- Coat of arms
- Location of Breuberg within Odenwaldkreis district
- Breuberg Breuberg
- Coordinates: 49°49′2″N 9°2′6″E﻿ / ﻿49.81722°N 9.03500°E
- Country: Germany
- State: Hesse
- Admin. region: Darmstadt
- District: Odenwaldkreis

Government
- • Mayor (2021–27): Deirdre Heckler (SPD)

Area
- • Total: 30.76 km^{2} (11.88 sq mi)
- Highest elevation: 332 m (1,089 ft)
- Lowest elevation: 160 m (520 ft)

Population (2023-12-31)
- • Total: 7,179
- • Density: 230/km^{2} (600/sq mi)
- Time zone: UTC+01:00 (CET)
- • Summer (DST): UTC+02:00 (CEST)
- Postal codes: 64747
- Dialling codes: 06163 (Sandbach), 06165
- Vehicle registration: ERB
- Website: www.breuberg.de

= Breuberg =

Breuberg (/de/) is a town in the Odenwaldkreis district of Hesse, Germany.
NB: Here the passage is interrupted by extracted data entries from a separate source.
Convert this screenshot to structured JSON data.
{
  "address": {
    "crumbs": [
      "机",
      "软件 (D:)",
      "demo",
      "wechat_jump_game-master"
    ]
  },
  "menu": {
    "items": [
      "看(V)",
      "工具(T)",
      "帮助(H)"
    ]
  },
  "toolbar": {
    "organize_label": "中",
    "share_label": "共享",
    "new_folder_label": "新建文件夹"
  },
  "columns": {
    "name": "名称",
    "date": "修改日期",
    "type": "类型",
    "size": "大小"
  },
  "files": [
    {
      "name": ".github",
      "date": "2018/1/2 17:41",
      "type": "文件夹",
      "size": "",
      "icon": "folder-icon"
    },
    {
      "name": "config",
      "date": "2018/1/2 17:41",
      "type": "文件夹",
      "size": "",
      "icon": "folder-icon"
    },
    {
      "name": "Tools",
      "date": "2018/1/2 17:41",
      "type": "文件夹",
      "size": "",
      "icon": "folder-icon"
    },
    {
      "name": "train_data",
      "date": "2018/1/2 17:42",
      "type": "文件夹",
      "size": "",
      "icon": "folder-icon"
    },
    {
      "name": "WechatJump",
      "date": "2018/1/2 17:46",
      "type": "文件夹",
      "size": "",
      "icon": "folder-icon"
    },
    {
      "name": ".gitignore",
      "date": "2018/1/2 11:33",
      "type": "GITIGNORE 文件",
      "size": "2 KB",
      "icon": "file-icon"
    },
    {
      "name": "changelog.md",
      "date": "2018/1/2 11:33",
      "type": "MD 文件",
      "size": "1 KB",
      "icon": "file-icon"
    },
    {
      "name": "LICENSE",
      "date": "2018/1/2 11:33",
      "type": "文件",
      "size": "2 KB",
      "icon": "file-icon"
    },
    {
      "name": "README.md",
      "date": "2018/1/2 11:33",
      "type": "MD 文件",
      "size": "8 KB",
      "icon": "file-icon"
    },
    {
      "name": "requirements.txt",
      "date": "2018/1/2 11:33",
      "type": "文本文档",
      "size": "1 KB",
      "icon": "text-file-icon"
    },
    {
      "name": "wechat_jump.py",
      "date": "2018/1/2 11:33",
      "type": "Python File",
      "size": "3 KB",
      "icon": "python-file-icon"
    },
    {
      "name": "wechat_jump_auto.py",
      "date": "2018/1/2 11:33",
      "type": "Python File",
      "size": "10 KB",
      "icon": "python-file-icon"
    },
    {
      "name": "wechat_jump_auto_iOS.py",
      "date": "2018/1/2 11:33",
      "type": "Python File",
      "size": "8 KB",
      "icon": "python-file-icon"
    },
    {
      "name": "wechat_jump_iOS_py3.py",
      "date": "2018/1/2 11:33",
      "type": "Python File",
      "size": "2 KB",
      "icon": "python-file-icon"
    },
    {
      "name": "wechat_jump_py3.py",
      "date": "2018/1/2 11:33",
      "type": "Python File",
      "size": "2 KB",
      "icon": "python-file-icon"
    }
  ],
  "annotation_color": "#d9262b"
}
It is 28 km east of Darmstadt and 20 km southwest of Aschaffenburg.

== Geography ==

=== Location ===
Breuberg lies in the northern Odenwald.

=== Neighbouring communities ===
Breuberg borders in the north on the town of Groß-Umstadt (Darmstadt-Dieburg) and the community of Mömlingen, in the east on the town of Obernburg am Main (both in Miltenberg district in Bavaria), in the south on the community of Lützelbach and in the west on the community of Höchst.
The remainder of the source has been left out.